摘要 本研究的长期目标是揭示神经胶质细胞的功能和机制 视觉系统中的交互。由于以往对视觉的研究大多集中在视觉上， 转导级联和神经元回路，我们的知识的作用，胶质细胞在视觉 信令仍然非常有限。有趣的是，神经胶质细胞表达视觉神经递质的受体， 在哺乳动物和苍蝇的眼睛中间神经元。目前尚不清楚神经胶质细胞是否直接与 控制视觉信号的神经元。在我们对果蝇视觉的初步研究中， 视觉上皮神经胶质细胞可以将谷氨酸门控氯离子通道GluCl集中在“gnarl”中， 一种胶质细胞膜结构，典型地介于神经元能的中间神经元无长突细胞和其 突触后伴侣T1细胞。当无长突细胞释放谷氨酸被阻断时， 光反应结束时感光细胞复极化明显降低。
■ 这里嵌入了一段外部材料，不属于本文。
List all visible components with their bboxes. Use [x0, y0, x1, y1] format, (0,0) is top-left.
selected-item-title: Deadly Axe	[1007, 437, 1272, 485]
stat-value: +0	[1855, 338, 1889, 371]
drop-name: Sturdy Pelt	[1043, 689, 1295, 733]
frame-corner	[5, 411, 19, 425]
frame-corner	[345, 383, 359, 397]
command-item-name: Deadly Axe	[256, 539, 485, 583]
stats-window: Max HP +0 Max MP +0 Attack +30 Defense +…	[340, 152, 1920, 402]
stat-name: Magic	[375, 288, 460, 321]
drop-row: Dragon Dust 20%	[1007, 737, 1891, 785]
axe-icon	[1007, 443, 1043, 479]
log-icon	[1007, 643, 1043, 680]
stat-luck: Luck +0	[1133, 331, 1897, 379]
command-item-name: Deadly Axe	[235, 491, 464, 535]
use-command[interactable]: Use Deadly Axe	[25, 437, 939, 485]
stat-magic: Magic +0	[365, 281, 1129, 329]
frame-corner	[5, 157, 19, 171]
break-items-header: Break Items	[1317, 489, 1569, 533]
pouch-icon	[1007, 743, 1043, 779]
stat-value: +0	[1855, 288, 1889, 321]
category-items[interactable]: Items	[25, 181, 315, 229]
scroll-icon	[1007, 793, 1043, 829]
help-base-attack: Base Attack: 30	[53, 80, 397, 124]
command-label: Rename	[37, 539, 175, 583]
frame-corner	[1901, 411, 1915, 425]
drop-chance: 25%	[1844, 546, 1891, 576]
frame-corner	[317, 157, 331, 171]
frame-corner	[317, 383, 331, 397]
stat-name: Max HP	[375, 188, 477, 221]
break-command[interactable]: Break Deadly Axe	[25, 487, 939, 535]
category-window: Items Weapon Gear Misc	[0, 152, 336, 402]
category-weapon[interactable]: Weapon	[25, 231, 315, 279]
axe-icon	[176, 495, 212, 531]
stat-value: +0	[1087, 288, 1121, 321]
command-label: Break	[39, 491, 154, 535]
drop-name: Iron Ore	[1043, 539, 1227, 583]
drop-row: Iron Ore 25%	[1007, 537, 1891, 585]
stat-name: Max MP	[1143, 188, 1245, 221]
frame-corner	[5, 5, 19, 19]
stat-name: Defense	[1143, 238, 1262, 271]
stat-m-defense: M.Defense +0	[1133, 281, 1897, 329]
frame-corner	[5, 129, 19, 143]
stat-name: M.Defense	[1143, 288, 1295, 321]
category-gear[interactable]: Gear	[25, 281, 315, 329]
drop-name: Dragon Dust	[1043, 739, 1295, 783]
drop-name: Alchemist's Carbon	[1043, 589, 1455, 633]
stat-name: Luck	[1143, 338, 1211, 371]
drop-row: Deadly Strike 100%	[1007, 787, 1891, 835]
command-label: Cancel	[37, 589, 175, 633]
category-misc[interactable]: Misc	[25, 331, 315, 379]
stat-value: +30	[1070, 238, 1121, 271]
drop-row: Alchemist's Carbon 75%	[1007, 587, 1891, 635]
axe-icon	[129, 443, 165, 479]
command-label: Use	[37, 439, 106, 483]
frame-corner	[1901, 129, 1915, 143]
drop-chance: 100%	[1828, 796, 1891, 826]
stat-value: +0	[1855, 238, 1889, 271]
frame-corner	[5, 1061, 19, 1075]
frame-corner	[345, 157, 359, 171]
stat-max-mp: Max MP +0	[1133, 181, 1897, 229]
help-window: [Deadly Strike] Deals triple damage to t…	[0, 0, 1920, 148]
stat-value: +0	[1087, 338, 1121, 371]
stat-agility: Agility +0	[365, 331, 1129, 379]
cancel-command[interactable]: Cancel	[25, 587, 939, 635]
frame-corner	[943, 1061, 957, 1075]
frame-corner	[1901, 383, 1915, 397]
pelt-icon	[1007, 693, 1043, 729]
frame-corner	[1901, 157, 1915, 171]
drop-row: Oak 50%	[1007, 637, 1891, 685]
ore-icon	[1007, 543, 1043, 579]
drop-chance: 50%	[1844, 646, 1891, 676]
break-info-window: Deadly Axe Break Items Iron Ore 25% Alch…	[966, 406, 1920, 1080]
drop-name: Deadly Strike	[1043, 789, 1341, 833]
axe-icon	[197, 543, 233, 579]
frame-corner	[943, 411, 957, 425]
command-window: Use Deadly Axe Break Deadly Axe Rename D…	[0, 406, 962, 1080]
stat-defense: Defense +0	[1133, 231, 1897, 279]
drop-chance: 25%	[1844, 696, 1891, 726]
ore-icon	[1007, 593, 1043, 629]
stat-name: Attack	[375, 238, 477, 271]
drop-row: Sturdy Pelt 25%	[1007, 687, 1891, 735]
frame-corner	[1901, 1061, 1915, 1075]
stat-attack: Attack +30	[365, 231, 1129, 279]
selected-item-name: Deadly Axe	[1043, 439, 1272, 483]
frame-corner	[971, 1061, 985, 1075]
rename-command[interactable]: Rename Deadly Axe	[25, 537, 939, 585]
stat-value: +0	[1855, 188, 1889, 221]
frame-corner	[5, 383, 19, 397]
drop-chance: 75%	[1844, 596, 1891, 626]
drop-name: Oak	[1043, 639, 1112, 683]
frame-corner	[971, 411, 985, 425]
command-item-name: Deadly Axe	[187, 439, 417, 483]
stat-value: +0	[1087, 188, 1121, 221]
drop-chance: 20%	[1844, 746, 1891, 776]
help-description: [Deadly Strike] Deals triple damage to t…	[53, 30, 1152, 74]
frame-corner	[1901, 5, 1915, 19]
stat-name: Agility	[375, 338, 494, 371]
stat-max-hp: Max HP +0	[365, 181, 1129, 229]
重要的是，这种视觉 通过特异性敲低上皮胶质细胞中的GluCl表达来表型复制缺陷， 也在受损的Gnarl结构的ADAM蛋白突变体中观察到。根据这些观察，我们 提出存在光感受器-无长突细胞-上皮胶质细胞-光感受器反馈回路， 其功能是增强感光细胞复极的速度，因此对于暂时的 视觉的分辨率。利用分子和细胞生物学、遗传学、组织学和 电生理方法，我们建议进一步研究这种新的功能，视觉上皮细胞 神经胶质。具体来说，我们将 1.测试层状上皮胶质细胞通过谷氨酸门控的 氯离子通道GluCl; 2.检验如下假设：需要ADAM蛋白MMD将GluCl定位在Gnarl结构中， 神经元-胶质细胞信号转导; 3.确定上皮胶质细胞介导的感光细胞调节机制。 这些研究不仅对视觉生物学具有重要意义，而且将有助于我们对神经胶质细胞的理解。 功能一般。